Zhōngyú cí diào nà fèn tǎoyàn de gōngzuò le, zán fānshēn nóngnú yě bǎ gēchàng ā!
Tout est enfin terminé. Allons au KTV et chantons comme ces serfs ! »
这个项目终于结束了,我们翻身农奴把歌唱,去KTV庆祝吧!
Zhège xiàngmù zhōngyú jiéshù le, wǒmen fānshēn nóngnú bǎ gēchàng, qù KTV qìngzhù ba !

En 1960, la Chine découvrit le champ pétrolifère de Daqing, dans la province du Heilongjiang, la plus grande réserve brute du pays. Auparavant, le pétrole était considéré comme une ressource rare en Chine (les bus fonctionnaient avec des réservoirs à gaz placés sur le toit). Afin de célébrer l’effort déterminant des travailleurs du secteur pétrolier, la chanson Je produis du pétrole pour mon pays natal (我为祖国献石油 wǒ wèi zǔguó xiàn shíyóu) a été composée en 1964 et devint un classique de la chanson rouge. Le passage le plus connu est : « Je n’ai peur ni du ciel ni de la terre, qu’il vente ou pleuve ; que vienne l’orage ou l’éclair. » (天不怕,地不怕,风雨雷电任随他 tiān bùpà dì bùpà fēngyǔ léidiàn rèn suí tā). Plus récemment, les internautes chinois ont, non sans sarcasmes, détourné ces paroles :

« Je ne crains ni ciel ni terre, mais je crains les voyous bien éduqués (le terme fait référence aux officiels cultivés mais corrompus).
天不怕,地不怕,就怕流氓有文化
Tiān bùpà, dì bùpà, jiù pà liúmáng yǒu wénhuà
Je ne crains ni ciel ni terre, mais je crains les gens du Sichuan qui parlent mandarin (l’accent du Sichuan rend leur pŭtōnghuà difficile à comprendre). »
天不怕,地不怕,就怕四川人讲普通话
Tiān bùpà, dì bùpà, jiù pà Sìchuān rén jiǎng pǔtōnghuà

Quant au titre de la chanson, il reste ouvert à bon nombre de variations ironiques. Par exemple, en 2011, on découvre que Sinopec, géant pétrolier, a dépensé plus de 168 millions de yuans en alcool Moutai. Embarrassé, le groupe ne peut expliquer comment il a disposé de la marchandise. Un clip vidéo est apparu alors sur Youku, qui s’intitule Je bois du Maotai pour mon pays natal (我为祖国喝茅台 Wǒ wèi zǔguó hē máo tái). Autre exemple, comme aucune mesure de pollution de l’air n’est publiée en Chine, les habitants des villes hautement polluées ont commencé à effectuer leurs propres tests, déclarant, en référence à l’anecdote : « Je teste l’air pour mon pays natal » (我为祖国测空气。Wǒ wèi zǔguó cè kōngqì).

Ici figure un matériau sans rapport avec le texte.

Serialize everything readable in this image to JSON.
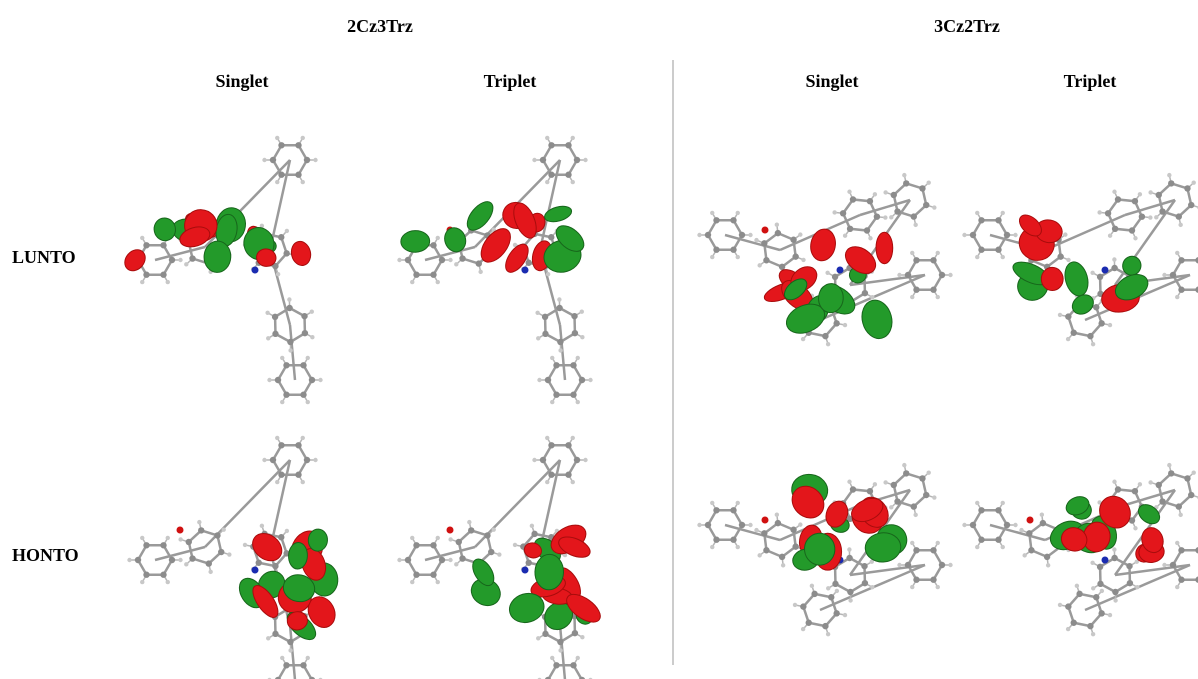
{
  "groups": [
    {
      "title": "2Cz3Trz",
      "columns": [
        "Singlet",
        "Triplet"
      ]
    },
    {
      "title": "3Cz2Trz",
      "columns": [
        "Singlet",
        "Triplet"
      ]
    }
  ],
  "rows": [
    "LUNTO",
    "HONTO"
  ]
}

En 1966, un tremblement de terre de magnitude 7 frappa Xingtai, dans la province du Hebei. Cette fois encore, les efforts humanitaires du gouvernement chinois furent immortalisés en chanson, Le ciel est vaste, la terre est vaste, mais rien n’est plus vaste que la bonté du parti (天大地大不如党的恩情大,Tiān dà dì dà bùrú dǎng de ēnqíng dà) :

« Papa m’est cher et maman m’est chère, mais aucun ne m’est aussi cher que le président Mao. »
爹亲娘亲不如毛主席亲。
Diē qīn niáng qīn bùrú Máo Zhǔxí qīn

Et une fois encore, l’air officiel est l’objet de multiples sarcasmes sous la forme de parodies, par exemple :

« Papa m’est cher et maman m’est chère, mais aucun ne m’est aussi cher que Steve Jobs » (cette variation apparut comme titre d’un post satirique en référence à la popularité des produits Apple en Chine).
爹亲娘亲不如乔布斯亲。
Diē qīn niáng qīn bùrú Qiáo Bùsī qīn.